AWS-CBDS-B - AWS Certified Data Analytics - Specialty

This track includes:

Building Data Lakes on AWS - 1 Day

Building Batch Data Analytics Solutions on AWS - 1 Day

Building Streaming Data Analytics Solutions on AWS - 1 Day

Building Data Analytics Solutions using Amazon Redshift - 1 Day

Exam Readiness: AWS Certified Data Analytics - 1 Day

In this course, Building Data Lakes on AWS, you will learn how to build an operational data lake that supports analysis of both structured and unstructured data. You will learn the components and functionality of the services involved in creating a data lake. You will use AWS Lake Formation to build a data lake, AWS Glue to build a data catalog, and Amazon Athena to analyze data. The course lectures and labs further your learning with the exploration of several common data lake architectures.

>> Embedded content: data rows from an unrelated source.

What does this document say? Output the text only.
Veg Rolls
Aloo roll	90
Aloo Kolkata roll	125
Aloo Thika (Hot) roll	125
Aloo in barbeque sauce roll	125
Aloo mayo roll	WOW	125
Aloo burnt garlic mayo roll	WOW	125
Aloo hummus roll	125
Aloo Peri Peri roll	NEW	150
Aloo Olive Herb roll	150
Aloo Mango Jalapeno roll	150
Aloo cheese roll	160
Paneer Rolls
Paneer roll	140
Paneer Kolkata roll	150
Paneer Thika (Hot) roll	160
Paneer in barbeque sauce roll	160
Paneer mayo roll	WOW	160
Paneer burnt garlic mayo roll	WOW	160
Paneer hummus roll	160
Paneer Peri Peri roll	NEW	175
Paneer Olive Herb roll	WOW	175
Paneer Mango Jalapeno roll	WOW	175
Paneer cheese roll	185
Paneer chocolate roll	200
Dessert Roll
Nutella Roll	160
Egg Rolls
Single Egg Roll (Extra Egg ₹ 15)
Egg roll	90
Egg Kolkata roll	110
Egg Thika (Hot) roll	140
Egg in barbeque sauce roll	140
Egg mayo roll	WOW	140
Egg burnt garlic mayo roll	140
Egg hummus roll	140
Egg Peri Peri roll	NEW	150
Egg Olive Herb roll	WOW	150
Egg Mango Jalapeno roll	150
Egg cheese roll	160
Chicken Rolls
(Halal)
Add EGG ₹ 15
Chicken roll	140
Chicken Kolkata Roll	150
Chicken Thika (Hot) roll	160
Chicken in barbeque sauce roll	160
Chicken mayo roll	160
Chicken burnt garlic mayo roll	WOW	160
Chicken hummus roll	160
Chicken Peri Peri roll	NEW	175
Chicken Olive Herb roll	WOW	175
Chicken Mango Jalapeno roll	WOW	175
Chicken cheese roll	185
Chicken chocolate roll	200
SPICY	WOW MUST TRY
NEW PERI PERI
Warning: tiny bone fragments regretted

In this Building Batch Data Analytics Solutions on AWS course, you will learn to build batch data analytics solutions using Amazon EMR, an enterprise-grade Apache Spark and Apache Hadoop managed service. You will learn how Amazon EMR integrates with open-source projects such as Apache Hive, Hue, and HBase, and with AWS services such as AWS Glue and AWS Lake Formation. The course addresses data collection, ingestion, cataloging, storage, and processing components in the context of Spark and Hadoop. You will learn to use EMR Notebooks to support both analytics and machine learning workloads. You will also learn to apply security, performance, and cost management best practices to the operation of Amazon EMR.

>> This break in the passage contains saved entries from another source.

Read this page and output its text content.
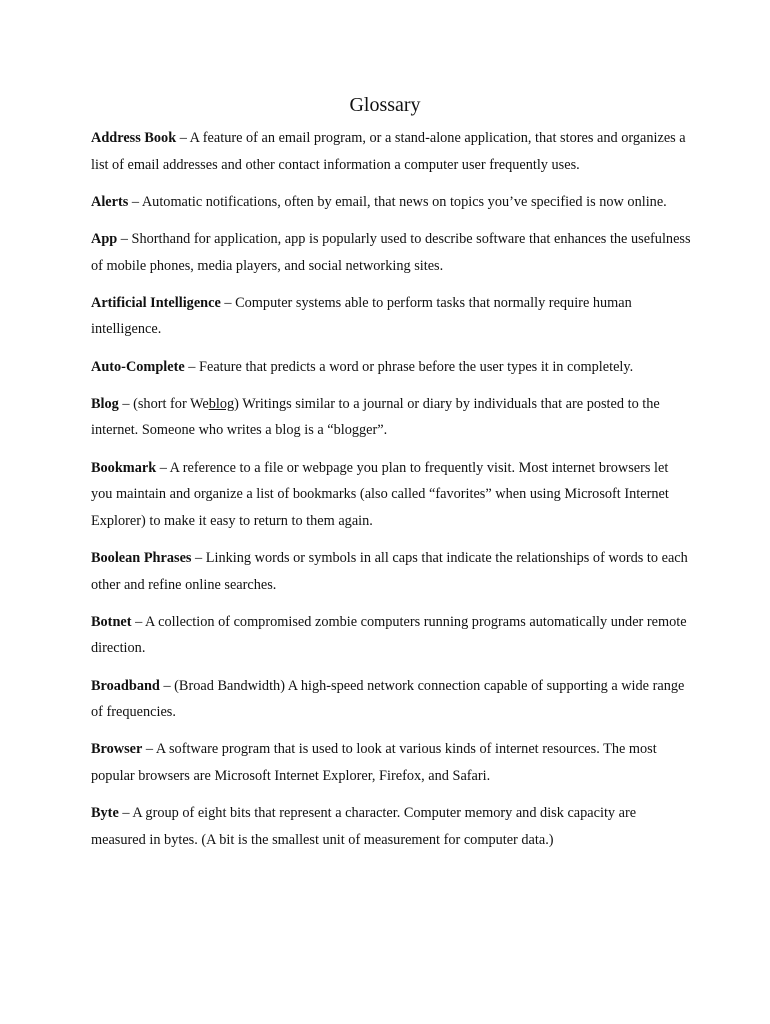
Glossary
Address Book – A feature of an email program, or a stand-alone application, that stores and organizes a list of email addresses and other contact information a computer user frequently uses.
Alerts – Automatic notifications, often by email, that news on topics you’ve specified is now online.
App – Shorthand for application, app is popularly used to describe software that enhances the usefulness of mobile phones, media players, and social networking sites.
Artificial Intelligence – Computer systems able to perform tasks that normally require human intelligence.
Auto-Complete – Feature that predicts a word or phrase before the user types it in completely.
Blog – (short for Weblog) Writings similar to a journal or diary by individuals that are posted to the internet. Someone who writes a blog is a “blogger”.
Bookmark – A reference to a file or webpage you plan to frequently visit. Most internet browsers let you maintain and organize a list of bookmarks (also called “favorites” when using Microsoft Internet Explorer) to make it easy to return to them again.
Boolean Phrases – Linking words or symbols in all caps that indicate the relationships of words to each other and refine online searches.
Botnet – A collection of compromised zombie computers running programs automatically under remote direction.
Broadband – (Broad Bandwidth) A high-speed network connection capable of supporting a wide range of frequencies.
Browser – A software program that is used to look at various kinds of internet resources. The most popular browsers are Microsoft Internet Explorer, Firefox, and Safari.
Byte – A group of eight bits that represent a character. Computer memory and disk capacity are measured in bytes. (A bit is the smallest unit of measurement for computer data.)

In this Building Streaming Data Analytics Solutions on AWS course, you will learn to build streaming data analytics solutions using AWS services, including Amazon Kinesis and Amazon Managed Streaming for Apache Kafka (Amazon MSK). Amazon Kinesis is a massively scalable and durable real-time data streaming service. Amazon MSK offers a secure, fully managed, and highly available Apache Kafka service. You will learn how Amazon Kinesis and Amazon MSK integrate with AWS services such as AWS Glue and AWS Lambda. The course addresses the streaming data ingestion, stream storage, and stream processing components of the data analytics pipeline. You will also learn to apply security, performance, and cost management best practices to the operation of Kinesis and Amazon MSK.

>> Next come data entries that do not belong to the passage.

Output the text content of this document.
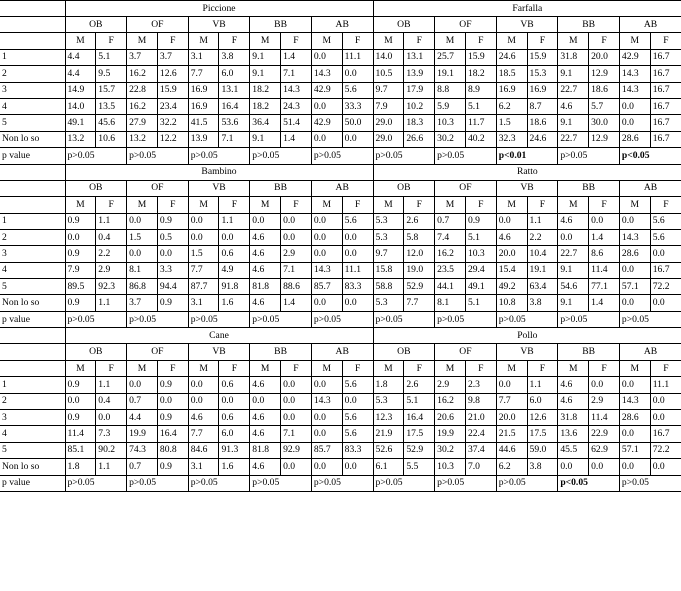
	Piccione										Farfalla									
	OB		OF		VB		BB		AB		OB		OF		VB		BB		AB	
	M	F	M	F	M	F	M	F	M	F	M	F	M	F	M	F	M	F	M	F
1	4.4	5.1	3.7	3.7	3.1	3.8	9.1	1.4	0.0	11.1	14.0	13.1	25.7	15.9	24.6	15.9	31.8	20.0	42.9	16.7
2	4.4	9.5	16.2	12.6	7.7	6.0	9.1	7.1	14.3	0.0	10.5	13.9	19.1	18.2	18.5	15.3	9.1	12.9	14.3	16.7
3	14.9	15.7	22.8	15.9	16.9	13.1	18.2	14.3	42.9	5.6	9.7	17.9	8.8	8.9	16.9	16.9	22.7	18.6	14.3	16.7
4	14.0	13.5	16.2	23.4	16.9	16.4	18.2	24.3	0.0	33.3	7.9	10.2	5.9	5.1	6.2	8.7	4.6	5.7	0.0	16.7
5	49.1	45.6	27.9	32.2	41.5	53.6	36.4	51.4	42.9	50.0	29.0	18.3	10.3	11.7	1.5	18.6	9.1	30.0	0.0	16.7
Non lo so	13.2	10.6	13.2	12.2	13.9	7.1	9.1	1.4	0.0	0.0	29.0	26.6	30.2	40.2	32.3	24.6	22.7	12.9	28.6	16.7
p value	p>0.05		p>0.05		p>0.05		p>0.05		p>0.05		p>0.05		p>0.05		p<0.01		p>0.05		p<0.05	
	Bambino										Ratto									
	OB		OF		VB		BB		AB		OB		OF		VB		BB		AB	
	M	F	M	F	M	F	M	F	M	F	M	F	M	F	M	F	M	F	M	F
1	0.9	1.1	0.0	0.9	0.0	1.1	0.0	0.0	0.0	5.6	5.3	2.6	0.7	0.9	0.0	1.1	4.6	0.0	0.0	5.6
2	0.0	0.4	1.5	0.5	0.0	0.0	4.6	0.0	0.0	0.0	5.3	5.8	7.4	5.1	4.6	2.2	0.0	1.4	14.3	5.6
3	0.9	2.2	0.0	0.0	1.5	0.6	4.6	2.9	0.0	0.0	9.7	12.0	16.2	10.3	20.0	10.4	22.7	8.6	28.6	0.0
4	7.9	2.9	8.1	3.3	7.7	4.9	4.6	7.1	14.3	11.1	15.8	19.0	23.5	29.4	15.4	19.1	9.1	11.4	0.0	16.7
5	89.5	92.3	86.8	94.4	87.7	91.8	81.8	88.6	85.7	83.3	58.8	52.9	44.1	49.1	49.2	63.4	54.6	77.1	57.1	72.2
Non lo so	0.9	1.1	3.7	0.9	3.1	1.6	4.6	1.4	0.0	0.0	5.3	7.7	8.1	5.1	10.8	3.8	9.1	1.4	0.0	0.0
p value	p>0.05		p>0.05		p>0.05		p>0.05		p>0.05		p>0.05		p>0.05		p>0.05		p>0.05		p>0.05	
	Cane										Pollo									
	OB		OF		VB		BB		AB		OB		OF		VB		BB		AB	
	M	F	M	F	M	F	M	F	M	F	M	F	M	F	M	F	M	F	M	F
1	0.9	1.1	0.0	0.9	0.0	0.6	4.6	0.0	0.0	5.6	1.8	2.6	2.9	2.3	0.0	1.1	4.6	0.0	0.0	11.1
2	0.0	0.4	0.7	0.0	0.0	0.0	0.0	0.0	14.3	0.0	5.3	5.1	16.2	9.8	7.7	6.0	4.6	2.9	14.3	0.0
3	0.9	0.0	4.4	0.9	4.6	0.6	4.6	0.0	0.0	5.6	12.3	16.4	20.6	21.0	20.0	12.6	31.8	11.4	28.6	0.0
4	11.4	7.3	19.9	16.4	7.7	6.0	4.6	7.1	0.0	5.6	21.9	17.5	19.9	22.4	21.5	17.5	13.6	22.9	0.0	16.7
5	85.1	90.2	74.3	80.8	84.6	91.3	81.8	92.9	85.7	83.3	52.6	52.9	30.2	37.4	44.6	59.0	45.5	62.9	57.1	72.2
Non lo so	1.8	1.1	0.7	0.9	3.1	1.6	4.6	0.0	0.0	0.0	6.1	5.5	10.3	7.0	6.2	3.8	0.0	0.0	0.0	0.0
p value	p>0.05		p>0.05		p>0.05		p>0.05		p>0.05		p>0.05		p>0.05		p>0.05		p<0.05		p>0.05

In this Building Data Analytics Solutions using Amazon Redshift course, you will build a data analytics solution using Amazon Redshift, a cloud data warehouse service. The course focuses on the data collection, ingestion, cataloging, storage, and processing components of the analytics pipeline. You will learn to integrate Amazon Redshift with a data lake to support both analytics and machine learning workloads. You will also learn to apply security, performance, and cost management best practices to the operation of Amazon Redshift.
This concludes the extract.